ISI Yogyakarta menggelar konser akbar satukan unsur musikal Nusantara

ISI Yogyakarta menggelar konser akbar satukan unsur musikal Nusantara

Minggu, 30 Agustus 2026 23:50 WIB

Image Print

Pertunjukan repertoar "Kancil" yang dibawakan oleh komponis Joko Suprayitno dalam konser akbar "Harmoni Warna Indonesia" di Laboratorium Seni ISI Yogyakarta, Kapanewon Sewon, Bantul, Minggu (30/8/2026).
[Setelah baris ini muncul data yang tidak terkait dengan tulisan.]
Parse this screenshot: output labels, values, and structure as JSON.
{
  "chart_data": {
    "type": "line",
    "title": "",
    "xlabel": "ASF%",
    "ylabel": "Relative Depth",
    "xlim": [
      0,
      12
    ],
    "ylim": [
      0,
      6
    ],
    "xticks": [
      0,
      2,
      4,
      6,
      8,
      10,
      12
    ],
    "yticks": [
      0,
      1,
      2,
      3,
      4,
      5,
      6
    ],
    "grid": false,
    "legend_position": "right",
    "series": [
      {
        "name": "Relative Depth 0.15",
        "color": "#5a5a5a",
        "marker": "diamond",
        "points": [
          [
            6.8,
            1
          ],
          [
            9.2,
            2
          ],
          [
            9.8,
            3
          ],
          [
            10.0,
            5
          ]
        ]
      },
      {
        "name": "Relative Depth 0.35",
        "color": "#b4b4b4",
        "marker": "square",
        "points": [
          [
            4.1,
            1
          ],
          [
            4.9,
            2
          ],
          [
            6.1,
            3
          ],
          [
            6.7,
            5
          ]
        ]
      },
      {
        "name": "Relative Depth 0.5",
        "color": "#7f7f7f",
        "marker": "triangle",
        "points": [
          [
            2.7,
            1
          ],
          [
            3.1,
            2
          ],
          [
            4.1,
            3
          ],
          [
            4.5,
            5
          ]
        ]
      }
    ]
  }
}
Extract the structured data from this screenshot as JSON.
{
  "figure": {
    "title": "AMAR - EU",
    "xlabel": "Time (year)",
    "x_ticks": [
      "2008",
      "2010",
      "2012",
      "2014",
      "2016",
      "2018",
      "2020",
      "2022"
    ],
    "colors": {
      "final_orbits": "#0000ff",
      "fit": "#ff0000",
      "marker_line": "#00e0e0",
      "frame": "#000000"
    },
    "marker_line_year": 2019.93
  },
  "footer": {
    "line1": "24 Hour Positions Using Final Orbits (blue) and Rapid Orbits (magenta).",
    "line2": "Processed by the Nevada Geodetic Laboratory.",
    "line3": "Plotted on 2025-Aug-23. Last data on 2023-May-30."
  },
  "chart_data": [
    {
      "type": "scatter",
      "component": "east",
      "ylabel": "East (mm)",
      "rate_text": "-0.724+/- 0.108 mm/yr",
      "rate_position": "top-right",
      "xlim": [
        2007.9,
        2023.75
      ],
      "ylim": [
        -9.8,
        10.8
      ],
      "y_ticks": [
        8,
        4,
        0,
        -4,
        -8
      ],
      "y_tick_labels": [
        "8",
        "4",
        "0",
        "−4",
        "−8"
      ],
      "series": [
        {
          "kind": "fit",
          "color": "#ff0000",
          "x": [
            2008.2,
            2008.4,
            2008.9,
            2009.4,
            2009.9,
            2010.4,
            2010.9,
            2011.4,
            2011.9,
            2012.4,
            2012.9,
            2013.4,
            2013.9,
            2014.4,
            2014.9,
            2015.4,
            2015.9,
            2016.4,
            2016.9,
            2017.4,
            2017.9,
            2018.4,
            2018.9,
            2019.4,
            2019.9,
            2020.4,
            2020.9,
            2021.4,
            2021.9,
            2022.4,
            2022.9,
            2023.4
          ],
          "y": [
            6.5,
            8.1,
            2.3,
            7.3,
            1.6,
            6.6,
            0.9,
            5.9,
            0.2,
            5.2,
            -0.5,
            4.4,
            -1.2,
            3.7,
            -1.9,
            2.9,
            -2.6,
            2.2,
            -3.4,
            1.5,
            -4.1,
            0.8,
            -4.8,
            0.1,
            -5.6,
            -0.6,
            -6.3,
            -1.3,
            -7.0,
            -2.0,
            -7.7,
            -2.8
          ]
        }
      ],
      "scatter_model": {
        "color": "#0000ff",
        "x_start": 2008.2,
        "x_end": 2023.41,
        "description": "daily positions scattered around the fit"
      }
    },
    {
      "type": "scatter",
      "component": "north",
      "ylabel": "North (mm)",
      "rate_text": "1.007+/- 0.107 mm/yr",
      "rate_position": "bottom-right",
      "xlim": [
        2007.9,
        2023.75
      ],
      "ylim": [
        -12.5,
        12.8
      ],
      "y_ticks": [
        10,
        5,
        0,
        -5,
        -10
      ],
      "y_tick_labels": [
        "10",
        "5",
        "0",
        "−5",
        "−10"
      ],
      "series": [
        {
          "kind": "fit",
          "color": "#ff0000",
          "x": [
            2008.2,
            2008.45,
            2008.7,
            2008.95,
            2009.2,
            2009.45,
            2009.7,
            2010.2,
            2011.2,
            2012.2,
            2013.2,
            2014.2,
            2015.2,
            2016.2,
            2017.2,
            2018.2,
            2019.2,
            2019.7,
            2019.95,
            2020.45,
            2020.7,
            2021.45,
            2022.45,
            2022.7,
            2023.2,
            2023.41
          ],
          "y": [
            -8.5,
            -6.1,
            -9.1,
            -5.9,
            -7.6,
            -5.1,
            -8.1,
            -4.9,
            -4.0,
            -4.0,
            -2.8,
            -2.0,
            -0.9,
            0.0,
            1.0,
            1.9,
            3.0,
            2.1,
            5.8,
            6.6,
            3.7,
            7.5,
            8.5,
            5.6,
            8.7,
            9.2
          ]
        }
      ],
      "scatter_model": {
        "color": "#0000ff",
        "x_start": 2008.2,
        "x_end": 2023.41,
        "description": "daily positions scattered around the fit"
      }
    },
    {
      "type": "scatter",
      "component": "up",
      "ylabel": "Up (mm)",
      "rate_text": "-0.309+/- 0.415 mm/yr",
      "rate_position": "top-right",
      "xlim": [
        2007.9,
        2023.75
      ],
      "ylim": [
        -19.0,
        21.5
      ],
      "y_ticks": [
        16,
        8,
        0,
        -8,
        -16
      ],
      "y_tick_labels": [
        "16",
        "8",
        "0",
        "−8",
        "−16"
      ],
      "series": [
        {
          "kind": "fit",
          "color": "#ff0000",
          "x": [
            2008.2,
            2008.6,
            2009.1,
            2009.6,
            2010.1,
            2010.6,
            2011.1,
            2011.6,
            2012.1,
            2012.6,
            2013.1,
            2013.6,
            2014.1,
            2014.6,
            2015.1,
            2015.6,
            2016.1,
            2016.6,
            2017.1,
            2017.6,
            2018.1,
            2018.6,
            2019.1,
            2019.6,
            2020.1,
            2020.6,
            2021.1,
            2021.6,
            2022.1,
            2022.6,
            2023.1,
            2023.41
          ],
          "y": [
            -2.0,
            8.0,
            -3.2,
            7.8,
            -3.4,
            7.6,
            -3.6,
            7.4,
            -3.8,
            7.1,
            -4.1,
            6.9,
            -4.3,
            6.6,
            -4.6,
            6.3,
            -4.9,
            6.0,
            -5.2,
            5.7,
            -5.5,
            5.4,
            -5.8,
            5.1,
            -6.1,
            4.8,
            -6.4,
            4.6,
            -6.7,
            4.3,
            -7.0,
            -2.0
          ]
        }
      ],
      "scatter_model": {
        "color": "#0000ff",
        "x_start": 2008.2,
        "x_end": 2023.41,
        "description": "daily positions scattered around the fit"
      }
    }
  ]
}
ANTARA/Agung Dwi Prakoso

Yogyakarta (ANTARA) - Institut Seni Indonesia (ISI) Yogyakarta menggelar konser akbar Dies Natalis ke-42 bertajuk "Harmoni Warna Indonesia" yang menyatukan hampir seluruh unsur musikal di Indonesia dalam satu panggung pertunjukan.

Direktur Program Konser Akbar Harmoni Warna Indonesia Reza Ginandha Sakti, di Bantul, Minggu, mengatakan konser tersebut diprakarsai Fakultas Seni Pertunjukan (FSP) dalam rangka Dies Natalis ke-42 ISI Yogyakarta dan berkolaborasi dengan fakultas lainnya sebagai malam puncak.

"Ada dari Fakultas Seni Rupa dan Desain serta Fakultas Seni Media Rekam yang mendukung dalam konser orkestra," katanya.

Menurut dia, seluruh komponen pertunjukan digarap bersama sesuai bidang masing-masing, misalnya tampilan visual di atas panggung yang diprakarsai Program Studi Animasi untuk mendukung penampilan sejumlah komponis yang cukup dikenal di Indonesia.

"Ada (komponis) Singgih Sanjaya, Puput Pramuditya, Joko Suprayitno, Eki Satria, dan beberapa lainnya," ujarnya.

Ia mengatakan konsep "Harmoni Warna Indonesia" menghadirkan keberagaman ekspresi seni melalui perpaduan musik, tari, dan visual dalam format pertunjukan orkestra simfoni.

"Karya ini berangkat dari gagasan Indonesia merupakan ruang budaya yang kaya dan berkembang dari masa ke masa," katanya.

Pementasan tersebut menghadirkan instrumen etnis Nusantara, combo band, seni tari, paduan suara, dan bidang seni lainnya yang menunjukkan bahwa keberagaman bukanlah batas, melainkan sumber kekuatan artistik.

"Hampir semua (musik) daerah di Indonesia ada, menunjukkan legacy Fakultas Seni Pertunjukan ini dalam bidang pendidikan untuk Indonesia dan budayanya," ujarnya.

Ia menjelaskan konser tersebut dapat disaksikan masyarakat umum secara gratis dengan mekanisme reservasi yang disiapkan panitia.

"Kemarin tiket reservasi kami lempar 800 buah ludes dalam dua jam, tapi untuk keseluruhan penonton dan sivitas akademika itu totalnya 1.420 orang," katanya.

Konser "Harmoni Warna Indonesia" diisi sejumlah repertoar, di antaranya "Jalan Sunyi Bhisma", "Manguwuh Peksi Manyura", "Wanita", "Rangkaian Melati", "Kancil", "Kidung Saraswati", dan sebagainya.

Sementara itu, Dekan FSP ISI Yogyakarta Dr. I Nyoman Cau Arsana mengatakan "Harmoni Warna Indonesia" menggambarkan keberagaman sebagai kekuatan bangsa.

"Perbedaan bukan untuk dipertentangkan, tapi jadi kekuatan ketika dipertemukan dalam kreativitas dan kolaborasi," ujarnya.

Ia berharap konser tersebut menjadi ruang perjumpaan dan apresiasi yang menegaskan seni memiliki kekuatan untuk merawat keberagaman, persatuan, serta memperkaya identitas budaya bangsa.